The doctor is played by Albert Eskinazi, who certainly projects a burned-out and depressed image, with multiple scenes of him coming home in his white Jaguar (in scenes shot in and around what was probably the director’s own home in suburban San Francisco) after a killing and sitting on his couch, hands folded, head bowed and looking both nervous and bored, alternating with shots of him sitting in a church with blurry stained glass windows behind him. His matter-of-fact acting style is not unlike what you’d see in a Jack Webb TV series, and it makes the scenes feel like they are being observed, not performed for an audience. His unfaithful wife is played by Irmgard Millard, the director’s own wife, whose character would drive anyone to drink, but who has an off-kilter seductiveness when she shows up at the poet’s apartment door and starts to gradually lower her top. Again, it seems as though she is being observed rather than performing for the camera, even when the character is being hot-tempered and demanding money for the “Garden Club,” which she then gives to her poet boyfriend, who never thinks of getting a real job.

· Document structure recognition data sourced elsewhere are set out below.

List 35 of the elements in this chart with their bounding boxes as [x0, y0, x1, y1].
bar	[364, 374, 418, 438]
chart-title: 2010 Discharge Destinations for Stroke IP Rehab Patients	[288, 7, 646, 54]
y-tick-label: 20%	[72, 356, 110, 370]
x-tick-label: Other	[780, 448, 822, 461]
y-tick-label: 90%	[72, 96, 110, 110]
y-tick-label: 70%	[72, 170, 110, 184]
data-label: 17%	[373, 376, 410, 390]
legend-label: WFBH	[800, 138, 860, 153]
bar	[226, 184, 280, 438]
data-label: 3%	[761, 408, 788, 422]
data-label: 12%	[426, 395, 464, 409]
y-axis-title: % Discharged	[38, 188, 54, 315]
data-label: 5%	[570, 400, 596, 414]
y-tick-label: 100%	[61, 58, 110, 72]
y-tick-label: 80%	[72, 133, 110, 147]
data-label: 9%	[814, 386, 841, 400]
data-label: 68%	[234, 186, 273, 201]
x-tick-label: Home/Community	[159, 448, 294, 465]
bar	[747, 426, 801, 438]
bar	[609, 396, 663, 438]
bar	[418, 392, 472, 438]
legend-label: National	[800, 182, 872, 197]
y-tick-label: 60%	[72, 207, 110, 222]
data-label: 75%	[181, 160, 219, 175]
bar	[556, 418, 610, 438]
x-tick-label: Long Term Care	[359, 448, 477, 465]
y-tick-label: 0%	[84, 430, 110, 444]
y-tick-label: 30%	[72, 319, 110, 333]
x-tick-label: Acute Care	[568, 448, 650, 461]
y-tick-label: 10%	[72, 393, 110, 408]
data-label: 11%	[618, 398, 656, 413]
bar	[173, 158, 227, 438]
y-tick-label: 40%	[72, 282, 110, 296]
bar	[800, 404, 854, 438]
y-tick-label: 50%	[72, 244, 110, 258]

Writer-director Millard understands that his audience wants both exploitative subject matter----which he delivers with the abortion subject, a subject handled in the most cheap and sensationalistic and throwaway manner and thus sure to outrage people on all sides of that issue----and also brutal and gory killings, which he also delivers in a cheap, unrealistic, matter-of-fact way. He also understands that the inclusion of incorporated footage from other productions and the jerky cuts from one character’s perspective to another’s, caused by turning the video camera off and on again, help to create a woozy, dream-like feel which leads the audience to accept whatever is thrown up on the screen. It does not appear as a lack of continuity (as people used to unimaginative Hollywood productions would no doubt call it), but instead as a collage of images and scenes that are part of a nightmare become real, with all the awkwardness and the cheap, tawdry quality to make such a nightmare feel uncomfortable, not like some stylized Gothic experience.

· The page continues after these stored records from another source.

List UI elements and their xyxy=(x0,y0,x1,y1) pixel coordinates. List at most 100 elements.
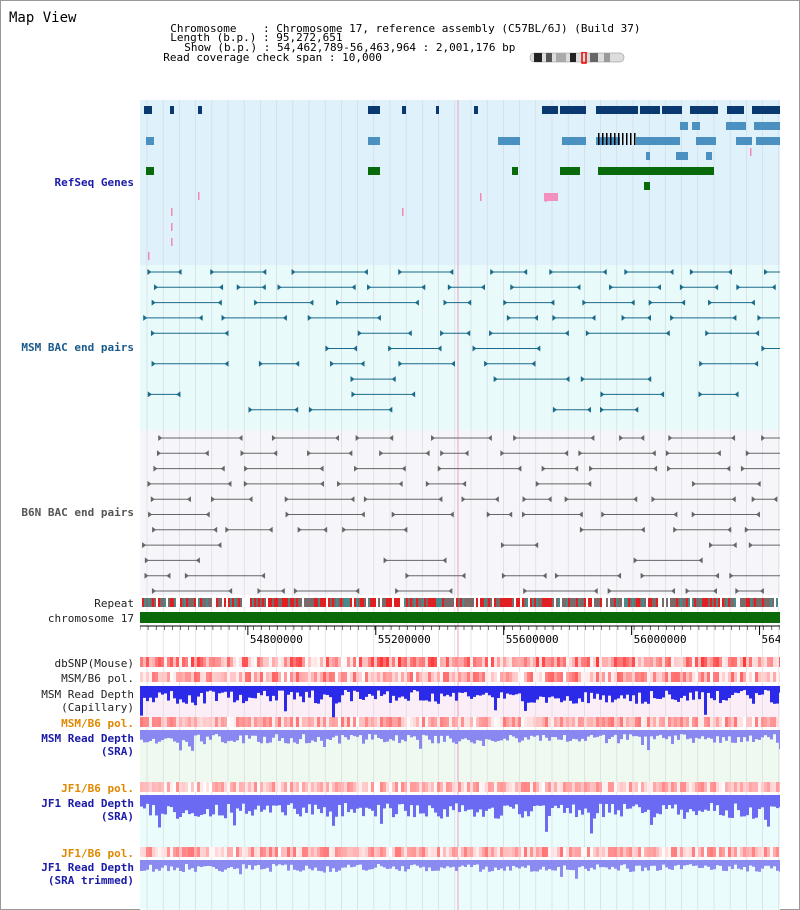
heat-cell xyxy=(263,847,266,857)
gene-block xyxy=(542,106,558,114)
heat-cell xyxy=(713,782,716,792)
heat-cell xyxy=(503,782,506,792)
heat-cell xyxy=(323,657,326,667)
heat-cell xyxy=(713,672,716,682)
heat-cell xyxy=(665,717,668,727)
heat-cell xyxy=(728,657,731,667)
heat-cell xyxy=(389,717,392,727)
heat-cell xyxy=(338,782,341,792)
heat-cell xyxy=(275,717,278,727)
heat-cell xyxy=(437,657,440,667)
heat-cell xyxy=(224,847,227,857)
b6n-bac-end-marker xyxy=(280,588,285,594)
heat-cell xyxy=(194,657,197,667)
heat-cell xyxy=(155,672,158,682)
heat-cell xyxy=(506,717,509,727)
heat-cell xyxy=(242,657,245,667)
heat-cell xyxy=(584,672,587,682)
depth-bar xyxy=(551,795,554,809)
heat-cell xyxy=(509,672,512,682)
chromosome-ideogram[interactable] xyxy=(528,52,628,64)
heat-cell xyxy=(152,657,155,667)
depth-bar xyxy=(707,686,710,693)
depth-bar xyxy=(503,860,506,871)
heat-cell xyxy=(518,657,521,667)
heat-cell xyxy=(350,672,353,682)
depth-bar xyxy=(230,730,233,741)
b6n-bac-end-marker xyxy=(494,496,499,503)
msm-bac-end-marker xyxy=(447,284,452,291)
depth-bar xyxy=(419,730,422,749)
heat-cell xyxy=(239,672,242,682)
heat-cell xyxy=(239,782,242,792)
heat-cell xyxy=(665,847,668,857)
heat-cell xyxy=(443,672,446,682)
gene-block xyxy=(198,106,202,114)
depth-bar xyxy=(398,686,401,698)
heat-cell xyxy=(347,717,350,727)
repeat-cell xyxy=(700,598,702,607)
heat-cell xyxy=(221,717,224,727)
msm-bac-end-marker xyxy=(552,406,557,413)
depth-bar xyxy=(707,860,710,867)
refseq-genes-track[interactable] xyxy=(144,106,780,260)
heat-cell xyxy=(773,672,776,682)
heat-cell xyxy=(203,782,206,792)
heat-cell xyxy=(278,782,281,792)
heat-cell xyxy=(506,657,509,667)
heat-cell xyxy=(467,717,470,727)
heat-cell xyxy=(605,657,608,667)
heat-cell xyxy=(743,782,746,792)
depth-bar xyxy=(644,730,647,737)
msm-bac-end-pairs-track[interactable] xyxy=(143,269,780,413)
msm-bac-end-marker xyxy=(550,299,555,306)
heat-cell xyxy=(377,672,380,682)
depth-bar xyxy=(326,730,329,740)
tick-label: 5640000 xyxy=(762,633,780,646)
exon-stick xyxy=(630,133,632,145)
heat-cell xyxy=(311,657,314,667)
genome-browser-plot[interactable]: 548000005520000055600000560000005640000 xyxy=(140,90,780,910)
b6n-bac-end-marker xyxy=(354,465,359,472)
b6n-bac-end-marker xyxy=(731,435,736,441)
depth-bar xyxy=(497,860,500,870)
track-label-refseq[interactable]: RefSeq Genes xyxy=(54,176,134,189)
b6n-bac-end-pairs-track[interactable] xyxy=(142,435,780,594)
gene-block xyxy=(474,106,478,114)
repeat-cell xyxy=(392,598,394,607)
heat-cell xyxy=(440,782,443,792)
heat-cell xyxy=(140,782,143,792)
heat-cell xyxy=(431,717,434,727)
b6n-bac-end-marker xyxy=(211,496,216,503)
b6n-bac-end-marker xyxy=(158,435,163,441)
depth-bar xyxy=(623,795,626,804)
depth-bar xyxy=(641,686,644,704)
heat-cell xyxy=(161,672,164,682)
heat-cell xyxy=(362,717,365,727)
b6n-bac-end-marker xyxy=(589,465,594,472)
depth-bar xyxy=(608,795,611,813)
heat-cell xyxy=(686,717,689,727)
heat-cell xyxy=(398,672,401,682)
heat-cell xyxy=(758,657,761,667)
heat-cell xyxy=(218,672,221,682)
heat-cell xyxy=(284,657,287,667)
depth-bar xyxy=(692,686,695,700)
depth-bar xyxy=(698,860,701,868)
gene-block xyxy=(368,106,380,114)
heat-cell xyxy=(524,782,527,792)
repeat-cell xyxy=(742,598,744,607)
heat-cell xyxy=(152,782,155,792)
heat-cell xyxy=(521,717,524,727)
track-label-b6n-bac[interactable]: B6N BAC end pairs xyxy=(21,506,134,519)
heat-cell xyxy=(677,782,680,792)
heat-cell xyxy=(239,847,242,857)
heat-cell xyxy=(752,672,755,682)
heat-cell xyxy=(554,717,557,727)
track-label-msm-bac[interactable]: MSM BAC end pairs xyxy=(21,341,134,354)
depth-bar xyxy=(743,730,746,738)
depth-bar xyxy=(701,795,704,812)
depth-bar xyxy=(413,686,416,691)
depth-bar xyxy=(227,795,230,804)
depth-bar xyxy=(248,686,251,698)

DOCTOR BLOODBATH is presently available for free on You Tube—just search for that title. The print viewed had a title card that read BUTCHER KNIFE, presumably an alternate title. By the way, the 1973 UK feature HORROR HOSPITAL (starring Michael Gough and Robin Askwith) was later released on VHS under the name DOCTOR BLOODBATH and has nothing to do with the Nick Millard film. You’ll know within 60 seconds if you are watching the correct film.

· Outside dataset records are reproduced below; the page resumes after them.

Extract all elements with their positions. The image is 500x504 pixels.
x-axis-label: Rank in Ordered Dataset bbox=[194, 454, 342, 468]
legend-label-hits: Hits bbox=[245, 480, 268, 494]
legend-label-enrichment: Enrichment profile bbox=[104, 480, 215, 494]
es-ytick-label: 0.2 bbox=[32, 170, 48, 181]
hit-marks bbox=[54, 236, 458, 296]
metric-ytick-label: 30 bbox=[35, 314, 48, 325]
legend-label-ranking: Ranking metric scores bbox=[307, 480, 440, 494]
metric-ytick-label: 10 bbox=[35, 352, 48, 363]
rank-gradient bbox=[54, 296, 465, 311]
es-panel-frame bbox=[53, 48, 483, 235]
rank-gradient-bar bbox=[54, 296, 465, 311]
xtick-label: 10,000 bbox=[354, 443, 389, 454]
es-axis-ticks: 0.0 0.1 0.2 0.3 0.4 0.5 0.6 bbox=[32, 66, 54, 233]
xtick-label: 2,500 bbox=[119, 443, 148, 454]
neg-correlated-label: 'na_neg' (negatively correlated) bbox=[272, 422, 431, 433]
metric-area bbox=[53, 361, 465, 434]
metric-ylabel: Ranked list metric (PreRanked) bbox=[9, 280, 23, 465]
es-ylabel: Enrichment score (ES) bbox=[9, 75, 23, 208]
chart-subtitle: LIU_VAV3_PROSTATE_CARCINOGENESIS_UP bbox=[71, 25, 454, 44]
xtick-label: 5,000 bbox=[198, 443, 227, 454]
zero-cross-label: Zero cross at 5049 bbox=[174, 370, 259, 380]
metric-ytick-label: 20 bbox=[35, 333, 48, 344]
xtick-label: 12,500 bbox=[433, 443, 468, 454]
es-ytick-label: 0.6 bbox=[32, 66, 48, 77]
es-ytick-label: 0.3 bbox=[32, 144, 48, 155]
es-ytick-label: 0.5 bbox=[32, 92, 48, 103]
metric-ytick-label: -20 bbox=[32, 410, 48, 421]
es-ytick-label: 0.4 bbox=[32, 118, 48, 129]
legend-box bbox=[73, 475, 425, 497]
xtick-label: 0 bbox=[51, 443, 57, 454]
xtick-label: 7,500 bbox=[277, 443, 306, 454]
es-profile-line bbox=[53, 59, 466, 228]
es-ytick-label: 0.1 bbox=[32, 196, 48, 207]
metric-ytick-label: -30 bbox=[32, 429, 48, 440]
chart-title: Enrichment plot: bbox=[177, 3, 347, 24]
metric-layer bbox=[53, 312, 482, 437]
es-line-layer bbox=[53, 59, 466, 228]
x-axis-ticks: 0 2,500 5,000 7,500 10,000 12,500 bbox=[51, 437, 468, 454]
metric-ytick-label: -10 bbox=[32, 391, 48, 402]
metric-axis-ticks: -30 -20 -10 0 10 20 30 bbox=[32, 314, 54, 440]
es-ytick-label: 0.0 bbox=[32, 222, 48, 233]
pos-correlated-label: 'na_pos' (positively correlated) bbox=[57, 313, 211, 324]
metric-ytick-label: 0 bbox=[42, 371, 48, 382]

Like my favorite punk-rock from the 60’s and 70’s, DOCTOR BLOODBATH sets out to offend rather than to present any particular viewpoint—alienating people of ALL viewpoints, like an anarchist tossing a stink-bomb into a meeting of the UN—and has a cheap/throwaway quality which gives a stiff middle finger to traditional standards of professionalism, all the while delivering an edgy and atmospheric product full of attitude and cheap thrills. What more could you want? Remember the single "Hot Pistol" by the late great Fred Cole (released under the band name KING BEE), where there is a 60-cycle electronic hum on the master, heard clearly for a few seconds before and after the song, and a constant presence throughout. It used to put a smile on my face whenever I played that record as I thought about how people who were into squeaky-clean fusion music or ECM-style chamber jazz (sounding like it was recorded in a vacuum) would react if they heard "Hot Pistol". Somehow the greasy fingerprints of the artist’s creation of the artifact, left as a reminder for us, add to the grungy, grimy greatness of that record, and DOCTOR BLOODBATH provides a similar kind of experience.